ギャベの作品情報・感想・評価

「ギャベ」に投稿された感想・評価

uyeda

uyedaの感想・評価

3.1
日本人だからかもしれないが、こういう感じならパラジャーノフ観ればいいなという印象。マフマルバフって複数映画を通して一貫した主題がある訳でもなく、多分思い付きでいいと思った事を撮ってるのかなと思えてしまって、その辺りが好きって言い切れない
遊牧民の生活は興味深かったし、絨毯作るシーンや色の授業のシーンもあまりにパラジャーノフ的過ぎたとはいえ色鮮やかで悪くはなかった。

でもサイクリストやパンと植木鉢みたいな他の代表作と比べると穏やかなせいもあり熱量が減じていた感は否めなく物足りなかった。

羊の出産シーンも良いシーンなのに使い方がちょっと微妙。

というか見るべき1001の映画にこれ選ぶなら絶対パンと植木鉢の方が相応しいと思う。
No.909[パラジャーノフに遥か及ばず] 40点

何故評価されているか未だに理解できない監督の一人にモフセン・マフマルバフがいる。何が評価されているのか、ぜひとも教えていただきたい。

本作品は絨毯と物語=人生を”紡ぐ”という共通点から、絨毯を通して老婆がその夫と共に人生を振り返るという話なのだが、重要な局面で説明過多だったり我々の想像に任せたりと身勝手だし、いわゆる”詩的”な映画を目指そうとしたのが見え透いた牧歌的な映像は美しいを通り越して寒々しい。特に、テーマである”人生は色だ!”のシーンで、”死は…”と言って黒い絨毯が映される。その直後に妹シャーレが崖の上に登るシーンが有り、主人公ギャベの手元に黒い毛糸が投げ込まれる。伏線が露骨すぎてワロタ。

極めつけには、花を鍋に入れて熱し羊毛に色を付けるシーンが登場する。パラジャーノフ「ざくろの色」そのままだ。これは流石の私でも分かるパクりである。
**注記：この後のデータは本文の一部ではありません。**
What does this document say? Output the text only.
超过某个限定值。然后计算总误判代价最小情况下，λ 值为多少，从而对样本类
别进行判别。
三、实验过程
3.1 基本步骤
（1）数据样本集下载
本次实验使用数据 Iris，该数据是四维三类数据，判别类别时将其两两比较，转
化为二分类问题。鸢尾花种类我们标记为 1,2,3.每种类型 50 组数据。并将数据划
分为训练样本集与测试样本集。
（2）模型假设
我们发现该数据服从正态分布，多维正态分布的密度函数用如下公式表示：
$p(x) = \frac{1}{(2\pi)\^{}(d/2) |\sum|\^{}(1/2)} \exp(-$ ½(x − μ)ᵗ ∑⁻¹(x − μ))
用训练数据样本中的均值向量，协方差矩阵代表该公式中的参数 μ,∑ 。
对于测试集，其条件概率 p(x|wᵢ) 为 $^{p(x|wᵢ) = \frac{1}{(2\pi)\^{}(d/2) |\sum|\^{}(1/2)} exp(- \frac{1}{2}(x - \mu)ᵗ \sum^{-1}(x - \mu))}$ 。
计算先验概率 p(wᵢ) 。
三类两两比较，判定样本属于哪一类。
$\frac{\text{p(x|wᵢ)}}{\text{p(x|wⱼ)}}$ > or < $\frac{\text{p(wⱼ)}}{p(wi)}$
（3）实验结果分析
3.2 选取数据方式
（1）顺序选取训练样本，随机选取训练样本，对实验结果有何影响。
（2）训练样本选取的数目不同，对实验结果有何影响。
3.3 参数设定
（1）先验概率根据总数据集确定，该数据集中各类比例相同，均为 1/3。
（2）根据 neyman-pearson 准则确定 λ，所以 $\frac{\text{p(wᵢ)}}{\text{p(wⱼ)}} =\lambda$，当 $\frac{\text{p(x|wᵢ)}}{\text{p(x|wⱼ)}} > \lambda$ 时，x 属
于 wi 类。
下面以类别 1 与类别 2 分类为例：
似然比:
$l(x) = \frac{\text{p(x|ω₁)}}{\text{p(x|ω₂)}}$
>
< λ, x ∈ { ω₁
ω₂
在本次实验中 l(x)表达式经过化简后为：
この後に見た「セレブレーション」が中々強かったのと、昨日の「イカリエXB-1」「四月の永い夢」に潰される形で頭に何も残らなかった。本当につまらない話だった。
yadakor

yadakorの感想・評価

3.0
最近じゃこの手の映画は開始1分で寝落ちを予測できるようになった
イラン人はイラン人とイラク人の区別できるのかな、とふと思った
短くて見やすいのは◎
(1996年、イラン・フランス) (2012/11/06 DVDで視聴) 写真集みたいな作品。フェルメールブルーを思い出した。イラン映画なので恋愛が成就したことを直接表現せず、奥ゆかしい。
発(初)イラン映画。

色で出来ている物語。
自然から発せられる色がとても綺麗。
物語をギャベに織り込む。
その時に発するリズムが印象的。
流れる水に花が流れている様が良い。
民族衣装も鮮やか。
移動する時にも糸を紡いでいる。
そういう概念が新鮮。
遊牧民の人達の生活が
垣間見れてとても良かったし
かつ勉強にもなった。
そしてなによりファンタジック!
色をつかむところが好きだ、、

(監督の名前が早口言葉みたいで難しい)
Tyga

Tygaの感想・評価

3.8
カラフルな世界観。
人生は色だ!というように印象的な色を使った演出が全編にわたって決まっている。
ただおしゃれや絵画的というよりは、より土臭いのがこの監督らしさだと感じる。

アートフィルムと思って身構えていると、ストーリーが意外と丁寧に説明されるので拍子抜けする。

ギャベ、一枚家に欲しい。
パラジャーノフのイラン版みたいなのをやりたかったんだろうなと思うが、圧倒的な才能の差…
モフセン•マフマルバフ特集で劇場で観ました。幻想的でいまいち内容追えなかったかもな曖昧な記憶です。